Lastly, skills have proven to actually counter slop and improve performance. The Claude front end design skill instructs the agent to avoid building generic AI slop UIs. When OpenAI announced an improvement on building spreadsheets in the jump from GPT-5.1 to GPT-5.2, this was at least partially due to them quietly implementing spreadsheet skills.

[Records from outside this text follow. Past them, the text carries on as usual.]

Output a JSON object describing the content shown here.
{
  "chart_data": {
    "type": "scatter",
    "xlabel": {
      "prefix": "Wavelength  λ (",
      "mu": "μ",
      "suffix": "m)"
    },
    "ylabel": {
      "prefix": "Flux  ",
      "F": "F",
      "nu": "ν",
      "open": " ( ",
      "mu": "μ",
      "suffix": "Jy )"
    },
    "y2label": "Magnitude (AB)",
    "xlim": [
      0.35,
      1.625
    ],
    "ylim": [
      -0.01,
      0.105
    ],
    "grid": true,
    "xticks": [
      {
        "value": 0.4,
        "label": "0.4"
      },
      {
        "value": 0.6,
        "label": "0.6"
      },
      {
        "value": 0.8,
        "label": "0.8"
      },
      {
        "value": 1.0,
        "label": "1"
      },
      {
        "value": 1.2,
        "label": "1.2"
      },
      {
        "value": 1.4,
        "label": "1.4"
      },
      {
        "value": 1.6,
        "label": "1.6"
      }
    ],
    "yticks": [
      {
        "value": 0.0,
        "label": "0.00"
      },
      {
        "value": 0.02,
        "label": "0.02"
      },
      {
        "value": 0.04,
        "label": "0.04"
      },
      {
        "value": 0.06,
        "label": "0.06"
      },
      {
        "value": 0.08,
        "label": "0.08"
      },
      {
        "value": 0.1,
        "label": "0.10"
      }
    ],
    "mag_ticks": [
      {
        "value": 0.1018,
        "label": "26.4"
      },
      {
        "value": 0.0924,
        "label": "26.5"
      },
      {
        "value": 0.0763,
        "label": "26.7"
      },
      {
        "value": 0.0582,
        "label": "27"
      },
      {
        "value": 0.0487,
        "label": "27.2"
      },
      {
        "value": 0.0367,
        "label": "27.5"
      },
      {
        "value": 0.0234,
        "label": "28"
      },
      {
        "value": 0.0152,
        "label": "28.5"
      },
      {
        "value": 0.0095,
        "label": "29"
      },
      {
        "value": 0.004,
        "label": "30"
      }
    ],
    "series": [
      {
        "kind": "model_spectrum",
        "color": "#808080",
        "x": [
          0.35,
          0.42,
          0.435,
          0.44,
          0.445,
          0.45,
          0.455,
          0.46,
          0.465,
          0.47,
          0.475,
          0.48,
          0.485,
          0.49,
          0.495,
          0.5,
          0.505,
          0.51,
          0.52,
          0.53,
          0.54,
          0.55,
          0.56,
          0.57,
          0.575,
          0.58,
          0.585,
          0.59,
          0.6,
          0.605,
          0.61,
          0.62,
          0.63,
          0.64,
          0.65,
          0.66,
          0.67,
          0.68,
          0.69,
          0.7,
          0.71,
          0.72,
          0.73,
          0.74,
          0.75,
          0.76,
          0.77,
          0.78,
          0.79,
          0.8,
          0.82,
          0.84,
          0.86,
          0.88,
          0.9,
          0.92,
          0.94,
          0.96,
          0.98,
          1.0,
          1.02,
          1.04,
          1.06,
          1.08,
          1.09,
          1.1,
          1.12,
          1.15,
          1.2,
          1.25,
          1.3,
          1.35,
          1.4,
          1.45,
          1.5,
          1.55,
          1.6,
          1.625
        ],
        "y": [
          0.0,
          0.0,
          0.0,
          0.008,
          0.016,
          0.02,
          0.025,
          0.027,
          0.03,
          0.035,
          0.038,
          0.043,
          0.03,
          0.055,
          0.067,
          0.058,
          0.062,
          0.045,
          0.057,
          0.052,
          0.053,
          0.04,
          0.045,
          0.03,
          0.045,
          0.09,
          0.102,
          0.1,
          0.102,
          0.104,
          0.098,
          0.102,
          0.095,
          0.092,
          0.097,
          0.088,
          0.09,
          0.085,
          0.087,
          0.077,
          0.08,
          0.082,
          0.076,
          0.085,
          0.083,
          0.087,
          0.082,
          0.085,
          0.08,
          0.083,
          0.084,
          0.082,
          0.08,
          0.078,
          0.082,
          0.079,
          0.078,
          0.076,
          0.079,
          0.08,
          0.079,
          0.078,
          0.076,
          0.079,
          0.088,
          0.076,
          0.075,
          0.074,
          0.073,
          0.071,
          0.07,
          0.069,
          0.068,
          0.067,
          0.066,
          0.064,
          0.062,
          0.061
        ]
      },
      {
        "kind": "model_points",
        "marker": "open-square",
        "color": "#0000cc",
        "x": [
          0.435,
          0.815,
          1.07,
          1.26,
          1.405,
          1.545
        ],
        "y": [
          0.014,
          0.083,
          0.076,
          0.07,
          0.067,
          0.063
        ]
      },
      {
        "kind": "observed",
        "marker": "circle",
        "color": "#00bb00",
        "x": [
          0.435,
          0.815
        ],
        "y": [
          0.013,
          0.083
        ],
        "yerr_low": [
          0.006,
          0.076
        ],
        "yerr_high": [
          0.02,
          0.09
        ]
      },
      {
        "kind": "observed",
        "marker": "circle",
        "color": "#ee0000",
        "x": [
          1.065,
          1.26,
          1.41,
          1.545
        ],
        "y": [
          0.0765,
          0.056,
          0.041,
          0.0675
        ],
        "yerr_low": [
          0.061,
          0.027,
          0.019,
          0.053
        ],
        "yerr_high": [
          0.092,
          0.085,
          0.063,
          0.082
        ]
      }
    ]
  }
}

With Skills, we don't need to train an LLM to know how to use Excel, Word, and Powerpoint at the same time, because it can learn those skills on the fly. We won't need to wait for labs to improve models in certain areas, or update the knowledge cutoff dates.

Turing Test v2

The original version of the Turing Test came and went with the release of GPT-4. The average person who didn't know the subtleties of how LLMs tend to respond would have no idea they were not talking to a human. Then in 2025, our senses adjusted, and it seems like people can tell now when things were made by a human or not.

So the 2nd version of the Turing Test will be to fool high-taste testers. In 2026, we will cross the uncanny valley in domains like writing, image generation, and code. Even the people that are sensitive to AI generated content will not be able to tell the difference. The clearest example is image generation. I consider myself very tapped in, and I already can't tell if some images are AI or not.

This will be received differently across different mediums. I would not be opposed to reading AI generated writing. Gwern has been experimenting with AI poetry for a while now with great results. If it's good writing, I'll read it. A voice note from someone I admire, turned into a blog post by AI, would still be worth reading to me. Now I'm not sure how I'd feel about watching AI videos for entertainment, or reading social media comments written by AI.

But the point is that you won't need to make those decisions by the end of 2026, since you won't be able to tell the difference.

Conclusion

2026 will be the year we put up or shut up. The funding that poured into AI in 2025 was absurd, but outside of dev tools, it produced very few agents worth using everyday. Claude Code is the exception. It's so useful that it almost justifies the entire hype cycle on its own.

A ton of agent startups will be steamrolled by the AI PC. The winners in 2026 will be the ones who strap a great harness to a great model and build a great UI on top of it. The losers will still be stuffing 50 tools into the system prompt or even worse... going multi-agent.